May I respond without appearing defensive? (Let me at least try...)

To be fair, those two comments - the one about Michael and Kate, and the one about MNB featuring robust and differentiated conversation - were in two different places, in two different contexts. The first one was in "OffBeat," where I was, to be frank, stating what I think is MNB's differential advantage. The second one was in 'Your Views," responding to someone who objected to some emails being posted anonymously, and I was saying that I'm okay with people not being identified on the site if it leads to great conversation and, ultimately, illumination.

I'll be honest. I don't think anyone I know would ever describe me as a humble guy. Humility isn't usually a character trait associated with people who knock out daily blogs/columns, express their opinions, think they matter, and encourage other people to do the same.

I'm proud of MNB. But, I am smart enough to know that the success of MNB is related as much to the people who contribute to it - Michael, Kate, and the 25,000+ subscribers who read it and often write in - as to me.
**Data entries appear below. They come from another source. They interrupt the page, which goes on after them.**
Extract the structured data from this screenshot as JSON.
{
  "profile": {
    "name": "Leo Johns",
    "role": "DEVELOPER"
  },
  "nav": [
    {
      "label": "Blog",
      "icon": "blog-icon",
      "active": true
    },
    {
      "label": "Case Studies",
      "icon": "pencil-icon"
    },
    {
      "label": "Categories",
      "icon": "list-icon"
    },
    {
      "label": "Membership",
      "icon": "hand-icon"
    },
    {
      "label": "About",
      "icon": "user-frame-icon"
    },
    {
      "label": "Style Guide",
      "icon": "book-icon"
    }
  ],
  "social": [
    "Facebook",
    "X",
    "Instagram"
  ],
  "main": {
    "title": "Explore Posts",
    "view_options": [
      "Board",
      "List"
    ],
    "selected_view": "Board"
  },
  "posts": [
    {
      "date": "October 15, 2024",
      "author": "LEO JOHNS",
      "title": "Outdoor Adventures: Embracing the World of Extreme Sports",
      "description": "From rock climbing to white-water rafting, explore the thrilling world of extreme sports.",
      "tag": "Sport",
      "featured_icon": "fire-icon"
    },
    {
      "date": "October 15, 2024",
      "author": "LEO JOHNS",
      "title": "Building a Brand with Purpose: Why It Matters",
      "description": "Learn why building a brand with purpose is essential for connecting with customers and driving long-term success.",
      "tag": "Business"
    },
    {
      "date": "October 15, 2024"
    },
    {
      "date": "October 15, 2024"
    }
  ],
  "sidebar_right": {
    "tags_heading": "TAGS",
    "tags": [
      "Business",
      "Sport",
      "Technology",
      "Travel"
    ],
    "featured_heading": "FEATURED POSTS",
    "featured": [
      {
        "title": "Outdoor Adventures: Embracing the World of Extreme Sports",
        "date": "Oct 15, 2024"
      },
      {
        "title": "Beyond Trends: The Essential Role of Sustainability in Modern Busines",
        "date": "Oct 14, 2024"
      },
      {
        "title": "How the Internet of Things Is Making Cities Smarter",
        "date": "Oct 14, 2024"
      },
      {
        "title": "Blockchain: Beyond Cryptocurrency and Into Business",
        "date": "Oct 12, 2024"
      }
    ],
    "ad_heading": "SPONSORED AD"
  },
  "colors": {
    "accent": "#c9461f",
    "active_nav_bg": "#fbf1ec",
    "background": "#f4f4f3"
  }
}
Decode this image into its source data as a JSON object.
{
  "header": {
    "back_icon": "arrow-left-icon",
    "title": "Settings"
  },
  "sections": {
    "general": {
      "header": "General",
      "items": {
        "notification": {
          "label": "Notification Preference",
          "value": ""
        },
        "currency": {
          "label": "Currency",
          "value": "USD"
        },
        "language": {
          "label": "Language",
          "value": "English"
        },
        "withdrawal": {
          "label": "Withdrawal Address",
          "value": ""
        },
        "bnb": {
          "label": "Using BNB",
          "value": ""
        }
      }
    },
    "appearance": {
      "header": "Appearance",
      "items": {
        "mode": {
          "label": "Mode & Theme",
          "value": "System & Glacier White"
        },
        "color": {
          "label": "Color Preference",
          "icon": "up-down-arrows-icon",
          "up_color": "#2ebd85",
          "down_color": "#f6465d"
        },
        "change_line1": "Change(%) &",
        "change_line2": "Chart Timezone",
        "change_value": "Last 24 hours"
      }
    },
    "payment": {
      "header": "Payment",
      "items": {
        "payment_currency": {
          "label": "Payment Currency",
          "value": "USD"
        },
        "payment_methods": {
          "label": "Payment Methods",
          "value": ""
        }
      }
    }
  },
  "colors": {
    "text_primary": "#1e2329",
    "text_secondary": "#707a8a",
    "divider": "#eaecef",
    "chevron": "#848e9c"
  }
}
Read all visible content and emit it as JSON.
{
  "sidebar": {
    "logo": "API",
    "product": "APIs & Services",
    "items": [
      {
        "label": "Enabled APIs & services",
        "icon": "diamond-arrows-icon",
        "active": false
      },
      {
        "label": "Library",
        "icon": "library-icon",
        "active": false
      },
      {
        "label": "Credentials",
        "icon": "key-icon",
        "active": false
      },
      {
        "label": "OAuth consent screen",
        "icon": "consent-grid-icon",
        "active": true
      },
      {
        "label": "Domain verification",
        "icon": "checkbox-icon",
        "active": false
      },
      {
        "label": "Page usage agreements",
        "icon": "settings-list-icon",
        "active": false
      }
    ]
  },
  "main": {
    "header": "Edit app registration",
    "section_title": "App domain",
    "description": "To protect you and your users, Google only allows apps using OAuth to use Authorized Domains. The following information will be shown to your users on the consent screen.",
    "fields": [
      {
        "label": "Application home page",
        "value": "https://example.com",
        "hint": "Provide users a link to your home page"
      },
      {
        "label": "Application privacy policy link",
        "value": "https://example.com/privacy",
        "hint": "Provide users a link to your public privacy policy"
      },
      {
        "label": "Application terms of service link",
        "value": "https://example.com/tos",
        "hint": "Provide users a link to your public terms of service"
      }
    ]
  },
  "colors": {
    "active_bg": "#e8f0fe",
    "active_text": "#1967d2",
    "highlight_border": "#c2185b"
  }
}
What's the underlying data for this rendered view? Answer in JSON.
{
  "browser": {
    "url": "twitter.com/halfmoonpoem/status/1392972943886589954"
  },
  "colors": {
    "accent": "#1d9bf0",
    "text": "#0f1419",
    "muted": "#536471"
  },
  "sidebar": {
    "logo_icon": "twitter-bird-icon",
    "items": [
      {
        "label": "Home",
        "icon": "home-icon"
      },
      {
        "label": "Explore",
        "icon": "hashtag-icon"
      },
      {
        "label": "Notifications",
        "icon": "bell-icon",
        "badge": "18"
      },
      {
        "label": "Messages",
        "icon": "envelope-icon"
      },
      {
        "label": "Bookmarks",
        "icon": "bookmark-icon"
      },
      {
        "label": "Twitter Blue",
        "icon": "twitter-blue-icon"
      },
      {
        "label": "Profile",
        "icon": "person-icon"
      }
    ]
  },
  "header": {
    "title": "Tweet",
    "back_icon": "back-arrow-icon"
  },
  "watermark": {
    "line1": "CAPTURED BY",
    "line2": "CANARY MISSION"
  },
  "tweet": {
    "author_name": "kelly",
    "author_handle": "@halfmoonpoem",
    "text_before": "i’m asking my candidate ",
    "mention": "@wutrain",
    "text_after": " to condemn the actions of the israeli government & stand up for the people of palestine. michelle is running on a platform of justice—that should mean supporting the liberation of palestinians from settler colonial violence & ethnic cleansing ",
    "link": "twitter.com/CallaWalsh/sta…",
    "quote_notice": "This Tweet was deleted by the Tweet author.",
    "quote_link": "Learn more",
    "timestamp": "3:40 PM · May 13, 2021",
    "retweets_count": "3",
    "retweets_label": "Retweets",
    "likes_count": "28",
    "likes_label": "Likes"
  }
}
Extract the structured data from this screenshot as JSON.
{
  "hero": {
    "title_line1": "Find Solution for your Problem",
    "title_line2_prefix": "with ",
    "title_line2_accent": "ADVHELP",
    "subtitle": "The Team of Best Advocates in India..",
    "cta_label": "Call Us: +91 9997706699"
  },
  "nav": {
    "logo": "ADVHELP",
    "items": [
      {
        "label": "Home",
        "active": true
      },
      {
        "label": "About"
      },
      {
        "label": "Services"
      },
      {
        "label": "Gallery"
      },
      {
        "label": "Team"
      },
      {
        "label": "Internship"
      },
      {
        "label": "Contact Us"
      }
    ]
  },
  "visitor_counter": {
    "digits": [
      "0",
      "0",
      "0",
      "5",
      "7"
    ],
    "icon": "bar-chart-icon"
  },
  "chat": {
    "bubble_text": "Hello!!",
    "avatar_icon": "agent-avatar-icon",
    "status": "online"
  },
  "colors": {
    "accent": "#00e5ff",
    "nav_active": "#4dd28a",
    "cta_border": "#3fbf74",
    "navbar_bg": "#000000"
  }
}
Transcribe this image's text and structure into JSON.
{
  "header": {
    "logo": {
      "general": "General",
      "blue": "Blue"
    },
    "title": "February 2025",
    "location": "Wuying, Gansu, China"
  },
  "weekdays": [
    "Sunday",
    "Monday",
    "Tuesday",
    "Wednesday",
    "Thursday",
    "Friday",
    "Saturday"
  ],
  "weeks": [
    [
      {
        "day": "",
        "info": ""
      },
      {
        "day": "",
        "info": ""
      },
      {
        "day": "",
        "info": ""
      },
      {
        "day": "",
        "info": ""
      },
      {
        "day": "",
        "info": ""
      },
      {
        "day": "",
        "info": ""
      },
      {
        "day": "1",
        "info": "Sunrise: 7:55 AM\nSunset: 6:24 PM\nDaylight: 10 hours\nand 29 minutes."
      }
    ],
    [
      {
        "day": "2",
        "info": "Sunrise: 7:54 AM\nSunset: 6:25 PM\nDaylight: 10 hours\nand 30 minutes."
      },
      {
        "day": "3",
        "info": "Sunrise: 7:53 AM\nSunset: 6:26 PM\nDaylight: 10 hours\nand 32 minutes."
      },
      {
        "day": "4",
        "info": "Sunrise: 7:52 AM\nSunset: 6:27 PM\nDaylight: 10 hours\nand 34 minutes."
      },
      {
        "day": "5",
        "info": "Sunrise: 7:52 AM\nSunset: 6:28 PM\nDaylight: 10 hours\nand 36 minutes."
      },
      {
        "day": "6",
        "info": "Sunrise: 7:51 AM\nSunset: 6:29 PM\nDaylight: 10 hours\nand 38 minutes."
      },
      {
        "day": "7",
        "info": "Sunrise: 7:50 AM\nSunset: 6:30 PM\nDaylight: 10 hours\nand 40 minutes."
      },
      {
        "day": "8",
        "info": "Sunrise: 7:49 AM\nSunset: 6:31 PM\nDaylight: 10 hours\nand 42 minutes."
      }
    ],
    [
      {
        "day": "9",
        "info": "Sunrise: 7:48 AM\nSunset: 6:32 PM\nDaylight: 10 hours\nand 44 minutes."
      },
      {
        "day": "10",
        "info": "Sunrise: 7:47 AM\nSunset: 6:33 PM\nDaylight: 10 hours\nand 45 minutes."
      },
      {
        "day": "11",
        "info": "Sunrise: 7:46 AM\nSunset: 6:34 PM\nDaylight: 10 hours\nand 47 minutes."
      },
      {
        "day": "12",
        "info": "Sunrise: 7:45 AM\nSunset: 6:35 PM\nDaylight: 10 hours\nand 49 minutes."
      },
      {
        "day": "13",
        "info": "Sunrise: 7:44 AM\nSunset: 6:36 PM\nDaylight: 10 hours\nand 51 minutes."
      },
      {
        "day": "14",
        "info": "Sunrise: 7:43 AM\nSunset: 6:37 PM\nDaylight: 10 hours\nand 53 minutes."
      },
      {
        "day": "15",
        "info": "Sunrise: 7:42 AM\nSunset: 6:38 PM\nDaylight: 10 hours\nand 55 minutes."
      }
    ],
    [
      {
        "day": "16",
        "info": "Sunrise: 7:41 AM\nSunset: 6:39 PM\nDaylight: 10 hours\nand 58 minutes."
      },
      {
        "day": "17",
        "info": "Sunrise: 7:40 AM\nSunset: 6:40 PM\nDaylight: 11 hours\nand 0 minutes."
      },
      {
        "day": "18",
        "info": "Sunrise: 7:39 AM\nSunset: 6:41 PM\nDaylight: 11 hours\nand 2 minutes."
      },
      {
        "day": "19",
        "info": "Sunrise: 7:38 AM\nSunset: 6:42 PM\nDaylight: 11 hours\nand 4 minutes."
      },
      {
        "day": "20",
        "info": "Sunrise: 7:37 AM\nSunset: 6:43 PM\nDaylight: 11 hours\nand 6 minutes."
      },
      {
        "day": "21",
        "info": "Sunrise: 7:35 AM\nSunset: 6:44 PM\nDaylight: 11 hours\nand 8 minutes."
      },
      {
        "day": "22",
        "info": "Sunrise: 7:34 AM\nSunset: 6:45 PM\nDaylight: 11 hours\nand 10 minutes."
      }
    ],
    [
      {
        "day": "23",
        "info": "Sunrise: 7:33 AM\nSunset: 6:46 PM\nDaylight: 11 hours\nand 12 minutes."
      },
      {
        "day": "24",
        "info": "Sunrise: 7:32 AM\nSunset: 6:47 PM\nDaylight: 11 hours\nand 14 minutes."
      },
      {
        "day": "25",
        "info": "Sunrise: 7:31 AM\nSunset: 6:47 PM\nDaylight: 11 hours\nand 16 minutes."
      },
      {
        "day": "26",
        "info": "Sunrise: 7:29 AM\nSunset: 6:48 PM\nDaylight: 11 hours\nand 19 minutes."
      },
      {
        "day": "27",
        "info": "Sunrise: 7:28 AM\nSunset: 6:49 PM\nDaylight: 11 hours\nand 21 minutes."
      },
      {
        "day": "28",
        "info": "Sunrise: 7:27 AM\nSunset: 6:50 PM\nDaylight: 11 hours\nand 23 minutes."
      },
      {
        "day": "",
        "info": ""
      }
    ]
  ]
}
My friend Norman Mayne is one of the best retailers in the universe. (Hyperbole? Maybe just a little bit. But not much.) And while his Dorothy Lane Markets could and often are described as legendary, Norman is very clear on this. He would say (I'm paraphrasing): "That's very nice. But if we are legendary, we were only legendary yesterday. Today, we have to earn it all over again."

MNB is far from being legendary, but that's a fair description of how I feel. Proud of what it is, but knowing that today, I have to earn whatever legitimacy and credibility it has all over again. And tomorrow. And the next day.